Marcel Duchamp recadré à Paris

Duchamp en peinture

Le Centre Pompidou relit la carrière du père du ready-made à l’aune du pictural. Après s’être essayé à une multiplicité de styles, il concentre dans sa peinture ses recherches sur la machine, l’optique et l’érotique

Par Frédéric Bonnet · Le Journal des Arts

Le 14 octobre 2014 - 762 mots

Marcel Duchamp aimait et pratiquait la peinture… Le Centre Pompidou en fait la démonstration avec une exposition qui lève le voile sur les questionnements de l’artiste avant le tournant décisif qui aboutit au Grand Verre. Fauvisme, cubisme, expressionnisme ou encore symbolisme, Duchamp puise dans l’air du temps, avant de le révolutionner.

PARIS - Ainsi donc le grand Marcel n’était pas le fossoyeur de la peinture qui nous fut si souvent présenté, mais à l’inverse le défenseur d’une pratique par trop minimisée par nombre de ses exégètes ! Voilà la thèse, séduisante, même si, de prime abord, elle peut donner le sentiment de vouloir faire rentrer dans le rang un esprit frondeur, étayée au Centre Pompidou, à Paris, par l’exposition « Marcel Duchamp. La peinture, même ».

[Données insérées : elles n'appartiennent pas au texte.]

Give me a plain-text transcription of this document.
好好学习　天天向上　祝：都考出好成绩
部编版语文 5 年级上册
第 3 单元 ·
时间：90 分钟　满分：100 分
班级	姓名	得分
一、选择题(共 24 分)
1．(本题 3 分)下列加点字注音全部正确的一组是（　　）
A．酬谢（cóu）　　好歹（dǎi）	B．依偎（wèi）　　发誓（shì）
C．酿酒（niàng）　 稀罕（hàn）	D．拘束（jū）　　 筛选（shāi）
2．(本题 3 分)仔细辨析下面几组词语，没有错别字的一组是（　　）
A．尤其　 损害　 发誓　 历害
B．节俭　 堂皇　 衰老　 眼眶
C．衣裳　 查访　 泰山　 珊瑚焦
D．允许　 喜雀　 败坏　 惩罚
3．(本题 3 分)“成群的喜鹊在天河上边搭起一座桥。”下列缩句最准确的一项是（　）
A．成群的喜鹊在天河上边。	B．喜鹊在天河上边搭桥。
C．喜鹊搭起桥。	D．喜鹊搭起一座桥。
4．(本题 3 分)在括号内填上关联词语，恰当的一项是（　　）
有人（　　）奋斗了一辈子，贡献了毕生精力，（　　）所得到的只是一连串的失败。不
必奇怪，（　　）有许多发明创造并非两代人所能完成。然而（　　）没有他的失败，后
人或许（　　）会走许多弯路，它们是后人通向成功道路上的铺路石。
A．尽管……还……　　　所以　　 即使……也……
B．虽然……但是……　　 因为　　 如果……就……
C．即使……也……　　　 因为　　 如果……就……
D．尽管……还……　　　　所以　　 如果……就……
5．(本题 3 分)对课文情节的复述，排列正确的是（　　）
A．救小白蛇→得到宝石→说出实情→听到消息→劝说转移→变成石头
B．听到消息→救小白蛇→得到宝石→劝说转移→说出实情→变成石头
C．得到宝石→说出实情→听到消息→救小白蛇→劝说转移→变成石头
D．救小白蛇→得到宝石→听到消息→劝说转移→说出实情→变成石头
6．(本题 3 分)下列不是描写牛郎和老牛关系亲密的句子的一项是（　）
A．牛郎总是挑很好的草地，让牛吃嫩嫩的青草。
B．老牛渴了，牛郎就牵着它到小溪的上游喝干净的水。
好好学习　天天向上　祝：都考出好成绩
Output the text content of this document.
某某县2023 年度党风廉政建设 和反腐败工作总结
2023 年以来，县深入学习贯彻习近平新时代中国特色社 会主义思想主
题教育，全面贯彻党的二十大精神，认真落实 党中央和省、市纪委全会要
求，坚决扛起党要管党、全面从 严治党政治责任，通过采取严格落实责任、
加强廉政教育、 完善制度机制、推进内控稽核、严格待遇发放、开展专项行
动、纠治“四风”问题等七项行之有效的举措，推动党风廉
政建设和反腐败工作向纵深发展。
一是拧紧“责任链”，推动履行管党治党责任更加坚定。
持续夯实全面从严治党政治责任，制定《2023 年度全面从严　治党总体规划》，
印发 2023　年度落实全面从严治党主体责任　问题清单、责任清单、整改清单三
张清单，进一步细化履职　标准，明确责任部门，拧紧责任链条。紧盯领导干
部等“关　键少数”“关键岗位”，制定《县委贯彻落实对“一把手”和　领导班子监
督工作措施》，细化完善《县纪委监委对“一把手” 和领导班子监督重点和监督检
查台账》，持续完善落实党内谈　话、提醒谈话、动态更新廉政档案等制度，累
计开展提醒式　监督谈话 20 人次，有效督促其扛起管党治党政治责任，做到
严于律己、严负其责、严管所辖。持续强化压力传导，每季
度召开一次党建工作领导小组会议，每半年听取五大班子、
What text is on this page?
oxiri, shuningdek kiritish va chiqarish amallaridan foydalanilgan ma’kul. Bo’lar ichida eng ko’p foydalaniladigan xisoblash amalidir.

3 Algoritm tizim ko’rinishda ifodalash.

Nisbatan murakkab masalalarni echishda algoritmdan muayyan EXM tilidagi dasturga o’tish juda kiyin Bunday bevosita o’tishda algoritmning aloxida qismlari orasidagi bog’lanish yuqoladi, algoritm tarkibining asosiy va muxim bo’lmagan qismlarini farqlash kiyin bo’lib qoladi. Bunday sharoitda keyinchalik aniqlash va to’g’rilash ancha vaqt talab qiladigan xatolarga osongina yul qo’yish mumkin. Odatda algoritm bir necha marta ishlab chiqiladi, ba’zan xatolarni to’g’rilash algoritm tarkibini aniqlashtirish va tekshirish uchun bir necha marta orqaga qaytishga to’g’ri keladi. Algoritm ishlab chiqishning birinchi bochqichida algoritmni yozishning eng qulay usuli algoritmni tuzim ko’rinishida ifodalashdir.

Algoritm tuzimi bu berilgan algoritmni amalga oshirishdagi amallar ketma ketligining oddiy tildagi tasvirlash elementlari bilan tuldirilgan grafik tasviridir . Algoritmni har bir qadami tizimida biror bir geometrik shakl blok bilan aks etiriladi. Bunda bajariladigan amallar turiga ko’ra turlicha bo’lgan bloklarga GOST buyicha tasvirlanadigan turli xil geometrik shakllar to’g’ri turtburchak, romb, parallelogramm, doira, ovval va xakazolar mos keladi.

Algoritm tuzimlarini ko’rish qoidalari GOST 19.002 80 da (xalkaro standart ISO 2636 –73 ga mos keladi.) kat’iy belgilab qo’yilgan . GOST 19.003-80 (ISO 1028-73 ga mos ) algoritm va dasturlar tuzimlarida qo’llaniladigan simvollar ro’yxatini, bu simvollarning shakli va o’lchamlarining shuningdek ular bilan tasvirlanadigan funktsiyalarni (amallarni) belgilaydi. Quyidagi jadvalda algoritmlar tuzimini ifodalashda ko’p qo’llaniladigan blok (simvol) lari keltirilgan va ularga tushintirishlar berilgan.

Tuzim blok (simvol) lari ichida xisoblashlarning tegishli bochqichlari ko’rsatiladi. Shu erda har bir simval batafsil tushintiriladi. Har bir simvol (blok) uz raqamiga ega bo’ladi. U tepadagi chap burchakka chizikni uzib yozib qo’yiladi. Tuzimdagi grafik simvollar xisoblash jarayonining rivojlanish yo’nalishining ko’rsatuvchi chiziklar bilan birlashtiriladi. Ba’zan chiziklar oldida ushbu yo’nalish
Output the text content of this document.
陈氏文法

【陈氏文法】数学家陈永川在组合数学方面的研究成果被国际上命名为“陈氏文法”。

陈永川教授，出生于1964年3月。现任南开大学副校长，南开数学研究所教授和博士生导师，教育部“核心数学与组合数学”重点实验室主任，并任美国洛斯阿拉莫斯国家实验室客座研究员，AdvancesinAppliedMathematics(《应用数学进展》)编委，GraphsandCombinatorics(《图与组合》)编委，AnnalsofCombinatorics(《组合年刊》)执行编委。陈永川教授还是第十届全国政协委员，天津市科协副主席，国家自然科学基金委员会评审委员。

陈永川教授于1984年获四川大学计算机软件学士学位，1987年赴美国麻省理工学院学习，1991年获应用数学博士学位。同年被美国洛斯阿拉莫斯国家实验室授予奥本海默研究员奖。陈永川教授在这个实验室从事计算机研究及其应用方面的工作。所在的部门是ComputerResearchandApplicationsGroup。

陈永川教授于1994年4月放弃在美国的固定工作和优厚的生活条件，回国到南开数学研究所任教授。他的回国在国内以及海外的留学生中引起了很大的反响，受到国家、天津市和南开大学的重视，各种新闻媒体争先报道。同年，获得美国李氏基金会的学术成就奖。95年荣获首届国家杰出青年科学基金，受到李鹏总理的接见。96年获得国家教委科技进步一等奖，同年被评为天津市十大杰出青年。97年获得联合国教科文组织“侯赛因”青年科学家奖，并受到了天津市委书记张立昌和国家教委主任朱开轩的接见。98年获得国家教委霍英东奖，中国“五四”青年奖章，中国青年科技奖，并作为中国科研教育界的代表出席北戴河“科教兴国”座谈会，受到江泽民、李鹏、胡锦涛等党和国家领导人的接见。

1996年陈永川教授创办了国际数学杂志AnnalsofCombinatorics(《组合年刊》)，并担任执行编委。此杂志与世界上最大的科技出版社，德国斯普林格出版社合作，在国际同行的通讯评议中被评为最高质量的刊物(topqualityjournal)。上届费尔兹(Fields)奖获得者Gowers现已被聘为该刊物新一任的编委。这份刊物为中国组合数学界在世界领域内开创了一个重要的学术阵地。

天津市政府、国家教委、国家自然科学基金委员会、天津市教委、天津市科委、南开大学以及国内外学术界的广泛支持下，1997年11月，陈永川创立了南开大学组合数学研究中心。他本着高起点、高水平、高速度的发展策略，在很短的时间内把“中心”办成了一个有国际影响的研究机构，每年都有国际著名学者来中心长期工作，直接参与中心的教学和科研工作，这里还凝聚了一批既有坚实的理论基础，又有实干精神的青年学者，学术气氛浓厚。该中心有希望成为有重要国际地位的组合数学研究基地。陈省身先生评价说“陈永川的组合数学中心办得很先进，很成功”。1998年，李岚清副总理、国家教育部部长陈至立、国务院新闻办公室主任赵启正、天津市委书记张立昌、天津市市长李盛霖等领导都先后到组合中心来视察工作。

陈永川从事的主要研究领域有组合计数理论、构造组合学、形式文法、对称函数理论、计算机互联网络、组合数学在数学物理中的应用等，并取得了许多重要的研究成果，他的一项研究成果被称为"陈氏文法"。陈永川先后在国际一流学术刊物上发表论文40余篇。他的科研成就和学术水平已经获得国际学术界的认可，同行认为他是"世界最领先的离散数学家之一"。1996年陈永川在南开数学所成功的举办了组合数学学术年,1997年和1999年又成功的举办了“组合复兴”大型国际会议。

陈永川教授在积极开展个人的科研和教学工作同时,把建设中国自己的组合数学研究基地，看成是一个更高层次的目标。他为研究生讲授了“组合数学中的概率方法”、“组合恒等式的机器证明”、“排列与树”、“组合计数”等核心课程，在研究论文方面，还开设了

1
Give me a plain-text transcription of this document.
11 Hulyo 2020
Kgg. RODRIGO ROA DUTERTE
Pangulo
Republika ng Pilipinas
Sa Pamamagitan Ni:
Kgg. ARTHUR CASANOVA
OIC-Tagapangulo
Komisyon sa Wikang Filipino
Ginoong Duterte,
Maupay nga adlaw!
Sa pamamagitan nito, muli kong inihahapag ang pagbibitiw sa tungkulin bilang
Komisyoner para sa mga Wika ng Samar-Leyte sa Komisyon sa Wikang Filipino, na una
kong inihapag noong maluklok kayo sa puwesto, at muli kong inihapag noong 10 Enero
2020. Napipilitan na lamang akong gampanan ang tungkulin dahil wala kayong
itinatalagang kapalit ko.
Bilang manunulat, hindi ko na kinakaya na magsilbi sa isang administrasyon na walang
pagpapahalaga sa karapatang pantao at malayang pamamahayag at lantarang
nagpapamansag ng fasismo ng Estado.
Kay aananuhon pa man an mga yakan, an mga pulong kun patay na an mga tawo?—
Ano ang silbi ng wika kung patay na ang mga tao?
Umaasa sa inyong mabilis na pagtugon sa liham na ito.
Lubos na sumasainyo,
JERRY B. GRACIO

Du Duchamp peintre la postérité n’a le plus souvent retenu que les remarquables expérimentations « cubo-futuristes », Jeune homme triste dans un train (1911-1912) et Nu descendant un escalier no 2 (1912), lesquelles, si elles lui attirèrent les foudres des cubistes, firent son succès aux États-Unis, et La Mariée mise à nu par ses célibataires, même (1915-1923), plus connue sous le titre Le Grand verre, dont une réplique réalisée par Ulf Linde en 1991 – qui en avait déjà confectionné une signée par le maître en 1961 – clôt la visite. L’une des œuvres du XXe siècle parmi les plus commentées se pose ainsi comme l’aboutissement d’un questionnement qui serait central et constant chez l’artiste.

Peintures en boîte
Habilement, la première salle indique cette constance de préoccupation en regroupant des travaux aussi divers que la célébrissime Joconde moustachue (L.H.O.O.Q., 1919), une Boîte-en-valise (1935-1941) contenant notamment des images de certaines de ses peintures et qui, selon des propos tenus par l’artiste en 1955, lui servit à « reproduire les tableaux qu’[il] aimai[t] tellement », mais également une série de lithographies tardives (1968) inspirées par Ingres, Courbet ou Cranach.
Ce que révèle ou rappelle l’exposition, c’est qu’avant d’aboutir à son Grand verre laissé inachevé, le père du ready-made a traversé une large partie des mouvements d’avant-garde en peinture ; il s’est ainsi essayé à des styles aussi multiples qu’étonnants parfois, que l’accrochage met en relation avec des productions contemporaines et/ou des sources. Avec des fortunes diverses, l’artiste passe de dessins de presse du début du siècle à des productions teintées de fauvisme en 1910 (Bateau-Lavoir, qui résonne un peu comme du postimpressionnisme « déréglé ») ou 1911 (Paysage [Étude pour Paradis]), assez tardives donc, Georges Braque s’y étant attelé dès 1907 avant d’amorcer l’année suivante le virage cubiste. Son obsession pour Odilon Redon le conduit vers des touches aux accents symbolistes, quand il ne tend pas vers une veine plus expressionniste, s’agissant de nus féminins notamment (Nu rouge, 1910).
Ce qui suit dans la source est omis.